Voler cancellare una memoria anche popolare di un passato plurimillenario della Basilica in val di Chienti è incomprensibilmente, a mio sommesso avviso, voler continuare, ostinatamente il negazionismo pontificio, anche se non ci sono più impellenti ragioni per farlo. Per gli scettici pubblichiamo le foto dei due cartelli, quello nuovissimo, e quello vecchiotto eliminato. Non so se sia solo ignoranza del significato dei vocaboli in questione, ma Chiesa è il sostantivo più generico e generalizzante (in questo caso qualunquizzante) per cancellare la memoria storica e popolare di una Basilica, che per questo titolo è edificio di culto di fondazione regia o imperiale (vedi la basilica romana di Massenzio e Costantino) perché basilica discende da Basileus il nome, forse greco o macedone, col quale a Costantinopoli si indicava l’imperatore.

Sappiamo che nella vallata giunsero nel V secolo i monaci di San Basilio, venuti da Cesarea, lì dove nacque il Cristianesimo. Perché cancellare questa memoria? Forse perché quella di Aquisgrana nei documenti antichi è proprio detta basilica? Perché, colpetto dopo colpetto, ancora oggi, anziché essere fieri del proprio patrimonio culturale una esigua minoranza si accanisce contro le memorie storiche e anche popolari?

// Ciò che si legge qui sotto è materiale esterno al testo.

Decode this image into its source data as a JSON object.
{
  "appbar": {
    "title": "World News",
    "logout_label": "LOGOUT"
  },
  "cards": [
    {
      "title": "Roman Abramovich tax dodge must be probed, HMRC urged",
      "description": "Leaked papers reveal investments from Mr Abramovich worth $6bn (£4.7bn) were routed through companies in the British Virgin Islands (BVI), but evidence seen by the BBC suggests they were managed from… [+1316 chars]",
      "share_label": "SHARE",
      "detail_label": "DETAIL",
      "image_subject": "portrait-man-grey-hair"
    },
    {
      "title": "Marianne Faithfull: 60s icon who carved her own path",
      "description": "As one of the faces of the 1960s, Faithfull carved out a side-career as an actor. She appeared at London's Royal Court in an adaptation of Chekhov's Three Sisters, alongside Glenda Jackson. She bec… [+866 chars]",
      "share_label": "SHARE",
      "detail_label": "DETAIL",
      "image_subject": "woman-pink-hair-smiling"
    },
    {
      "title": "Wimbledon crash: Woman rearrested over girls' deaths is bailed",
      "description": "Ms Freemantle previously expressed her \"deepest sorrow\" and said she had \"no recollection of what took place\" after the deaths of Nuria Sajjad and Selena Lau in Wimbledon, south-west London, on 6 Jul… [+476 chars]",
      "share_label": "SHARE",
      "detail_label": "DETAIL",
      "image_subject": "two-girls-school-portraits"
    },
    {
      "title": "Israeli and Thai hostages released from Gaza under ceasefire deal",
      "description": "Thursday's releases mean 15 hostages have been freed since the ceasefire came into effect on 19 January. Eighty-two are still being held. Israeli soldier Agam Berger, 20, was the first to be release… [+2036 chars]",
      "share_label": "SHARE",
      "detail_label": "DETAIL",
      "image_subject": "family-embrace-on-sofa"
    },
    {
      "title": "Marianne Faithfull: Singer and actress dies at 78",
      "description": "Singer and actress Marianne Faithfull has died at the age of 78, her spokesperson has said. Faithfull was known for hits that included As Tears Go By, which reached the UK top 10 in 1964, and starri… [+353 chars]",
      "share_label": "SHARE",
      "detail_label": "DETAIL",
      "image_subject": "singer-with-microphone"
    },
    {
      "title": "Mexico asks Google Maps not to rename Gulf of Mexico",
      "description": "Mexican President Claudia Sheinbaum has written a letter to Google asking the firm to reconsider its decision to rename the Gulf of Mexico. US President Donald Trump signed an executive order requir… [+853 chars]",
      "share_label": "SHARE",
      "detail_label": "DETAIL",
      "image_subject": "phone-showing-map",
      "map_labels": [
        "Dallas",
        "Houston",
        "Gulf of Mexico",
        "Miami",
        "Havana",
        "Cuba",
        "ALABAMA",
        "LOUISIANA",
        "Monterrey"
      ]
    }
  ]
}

Agli inizi delle mie ricerche sul patrimonio ambientale della Regione, scrissi un libretto in cui esponevo la mia lettura architettonica e storica del monumento dal titolo “Basilicam quam Capellam vocant” che interpretato nei significati di ciascuno dei vocaboli latini si dovrebbe leggere: “edificio di culto di fondazione imperiale aperto a tutti che la gente comune chiama La Cappella”. Dove il sostantivo cappella è il sinonimo popolare medioevale del vocabolo tecnico “calotta” che nell’architettura religiosa è anche traslato in Duomo, ed è legato alla struttura a calotta emisferica che caratterizza tali edifici. Io non cancellerei una definizione che di per sé indica una grande committenza e di conseguenza si tira dietro la domanda: chi era il committente regio di un simile edificio e perché è stato fatto proprio nel bel mezzo di una piana alluvionale a due passi dal Chienti, quando sarebbe stato molto più sicuro un paio di chilometri più a nord, a esempio a Pontigliano? Io la risposta l’ho scritta nelle mie pubblicazioni, non l’ho cercata su Google  digitando Montecosaro Scalo, forse gli estensori della nuova tabella dovrebbero far aggiornare pure Google Earth, che prende i toponimi dalle mappe catastali ufficiali perché è super partes e alieno a incomprensibili negazionismi.